In November 1921 Mieželis illegally returned to Lithuania, and was mobilized into the Lithuanian Armed Forces in 1922. In 1922–23 he was Assistant Clerk of the Military Court, in 1923–26 – Clerk. In 1926 he graduated from the Faculty of Law of the University of Lithuania. In 1926–38 he worked in the Lithuanian Armed Forces Court.

In 1928–34 he lectured at the military school, in 1932–1936 – at the Higher Military School. In 1933–1938 he also was a military judge of the Supreme Tribunal of Lithuania (1933–36 – temporarily). In 1938 he was awarded the military rank of brigadier general. In 1938–1940 he was Chairman of the Lithuanian Armed Forces Court.

Mieželis contributed to the preparation of the military justice project.
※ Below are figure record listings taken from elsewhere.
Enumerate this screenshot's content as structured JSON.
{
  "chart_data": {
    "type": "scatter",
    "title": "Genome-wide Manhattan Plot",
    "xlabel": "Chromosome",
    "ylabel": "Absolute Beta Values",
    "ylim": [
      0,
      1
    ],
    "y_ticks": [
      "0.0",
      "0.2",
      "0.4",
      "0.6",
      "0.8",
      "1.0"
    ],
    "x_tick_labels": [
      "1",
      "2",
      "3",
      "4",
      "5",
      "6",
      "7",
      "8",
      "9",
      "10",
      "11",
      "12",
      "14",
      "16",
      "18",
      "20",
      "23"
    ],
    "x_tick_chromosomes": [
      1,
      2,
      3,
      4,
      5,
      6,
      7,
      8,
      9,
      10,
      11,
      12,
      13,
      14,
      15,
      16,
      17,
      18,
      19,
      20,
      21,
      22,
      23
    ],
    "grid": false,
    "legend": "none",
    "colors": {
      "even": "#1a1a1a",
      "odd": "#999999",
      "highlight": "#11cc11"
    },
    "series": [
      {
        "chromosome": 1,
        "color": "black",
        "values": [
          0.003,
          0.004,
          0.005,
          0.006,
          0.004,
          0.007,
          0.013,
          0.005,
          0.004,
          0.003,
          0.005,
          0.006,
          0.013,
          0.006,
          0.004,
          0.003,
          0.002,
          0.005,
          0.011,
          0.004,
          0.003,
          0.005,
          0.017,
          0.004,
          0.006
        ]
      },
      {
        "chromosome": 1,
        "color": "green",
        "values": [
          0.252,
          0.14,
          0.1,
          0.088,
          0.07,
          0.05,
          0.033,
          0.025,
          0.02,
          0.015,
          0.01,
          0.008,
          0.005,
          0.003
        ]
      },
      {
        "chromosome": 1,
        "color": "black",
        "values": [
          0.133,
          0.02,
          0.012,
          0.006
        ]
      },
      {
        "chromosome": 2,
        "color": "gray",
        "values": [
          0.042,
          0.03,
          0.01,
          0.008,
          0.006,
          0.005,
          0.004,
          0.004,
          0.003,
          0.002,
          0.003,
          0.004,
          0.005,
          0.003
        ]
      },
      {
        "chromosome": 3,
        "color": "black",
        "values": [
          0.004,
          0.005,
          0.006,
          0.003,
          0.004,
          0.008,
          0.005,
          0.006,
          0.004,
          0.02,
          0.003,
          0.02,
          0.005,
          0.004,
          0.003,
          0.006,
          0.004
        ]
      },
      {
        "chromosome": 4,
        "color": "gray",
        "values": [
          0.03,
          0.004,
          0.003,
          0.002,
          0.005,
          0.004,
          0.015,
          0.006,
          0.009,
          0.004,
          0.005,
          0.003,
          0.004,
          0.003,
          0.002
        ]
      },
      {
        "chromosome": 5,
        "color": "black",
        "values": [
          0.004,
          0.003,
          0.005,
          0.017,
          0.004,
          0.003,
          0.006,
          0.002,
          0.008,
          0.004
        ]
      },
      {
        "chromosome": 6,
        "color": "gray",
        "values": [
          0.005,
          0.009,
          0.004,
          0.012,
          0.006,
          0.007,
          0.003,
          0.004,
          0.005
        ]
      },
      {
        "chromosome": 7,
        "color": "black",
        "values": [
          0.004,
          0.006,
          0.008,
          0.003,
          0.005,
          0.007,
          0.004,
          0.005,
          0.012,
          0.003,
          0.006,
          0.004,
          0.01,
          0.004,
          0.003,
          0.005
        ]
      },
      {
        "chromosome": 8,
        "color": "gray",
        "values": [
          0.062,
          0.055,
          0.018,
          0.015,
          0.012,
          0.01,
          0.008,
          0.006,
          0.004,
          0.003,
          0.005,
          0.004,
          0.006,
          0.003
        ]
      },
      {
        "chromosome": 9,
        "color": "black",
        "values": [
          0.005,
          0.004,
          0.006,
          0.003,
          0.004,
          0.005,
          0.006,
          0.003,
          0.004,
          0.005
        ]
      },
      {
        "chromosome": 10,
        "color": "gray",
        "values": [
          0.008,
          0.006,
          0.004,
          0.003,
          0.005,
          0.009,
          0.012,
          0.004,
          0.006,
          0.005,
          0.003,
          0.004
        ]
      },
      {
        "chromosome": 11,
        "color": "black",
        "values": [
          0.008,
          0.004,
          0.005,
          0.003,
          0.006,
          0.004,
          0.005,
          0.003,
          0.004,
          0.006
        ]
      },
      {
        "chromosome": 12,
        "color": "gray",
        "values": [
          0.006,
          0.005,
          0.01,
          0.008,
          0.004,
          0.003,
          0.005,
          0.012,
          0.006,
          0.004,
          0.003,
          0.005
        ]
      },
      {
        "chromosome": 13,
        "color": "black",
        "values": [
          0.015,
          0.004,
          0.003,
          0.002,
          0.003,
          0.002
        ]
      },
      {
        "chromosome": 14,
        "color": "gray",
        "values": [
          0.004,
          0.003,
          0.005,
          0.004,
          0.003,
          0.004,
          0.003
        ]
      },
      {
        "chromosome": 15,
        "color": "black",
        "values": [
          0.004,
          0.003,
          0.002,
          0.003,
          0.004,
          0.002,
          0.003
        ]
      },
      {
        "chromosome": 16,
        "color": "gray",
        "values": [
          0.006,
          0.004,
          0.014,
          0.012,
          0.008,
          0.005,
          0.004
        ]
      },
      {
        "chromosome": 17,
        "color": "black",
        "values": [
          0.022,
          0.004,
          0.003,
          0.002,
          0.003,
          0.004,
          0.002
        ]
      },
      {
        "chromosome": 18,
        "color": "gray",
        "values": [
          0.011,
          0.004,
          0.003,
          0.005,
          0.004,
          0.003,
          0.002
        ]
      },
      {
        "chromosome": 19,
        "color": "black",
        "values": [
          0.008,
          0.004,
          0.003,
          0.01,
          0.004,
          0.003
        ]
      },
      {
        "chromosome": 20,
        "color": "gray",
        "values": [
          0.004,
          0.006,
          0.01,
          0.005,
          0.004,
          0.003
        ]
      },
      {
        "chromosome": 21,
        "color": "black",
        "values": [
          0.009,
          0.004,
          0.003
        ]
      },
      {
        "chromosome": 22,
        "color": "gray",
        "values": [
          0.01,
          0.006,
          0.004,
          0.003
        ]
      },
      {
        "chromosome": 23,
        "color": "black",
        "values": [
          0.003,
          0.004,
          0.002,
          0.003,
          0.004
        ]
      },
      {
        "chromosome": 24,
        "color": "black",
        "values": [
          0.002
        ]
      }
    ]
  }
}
Moreover, he collaborated with journals Kardas, Mūsų žinynas, Teisė, and the Lithuanian Encyclopedia.

==Occupations and World War II==
Following the Soviet occupation of Lithuania in June 1940, Mieželis was released into the reserve on June 6, 1940. He went into hiding to avoid political repressions.

In 1941 Mieželis was a participant of the June Uprising in Lithuania (worked at headquarters). During the German Nazis occupation of Lithuania in 1941, he was the representative of the Lithuanian Red Cross to assist the victims of the war, and in 1941–44 he was a judge of the Court of Appeal. He was engaged in the anti-Nazi resistance.

==Emigration==
In 1944 he emigrated to Germany. In 1949 he moved to the United States and actively participated in the activities of the Lithuanian community in the United States.

==Legacy==
In 1994 a memorial chapel for Mieželis was erected in Jakštai and a permanent exposition was set up in the Zarasai Regional Museum.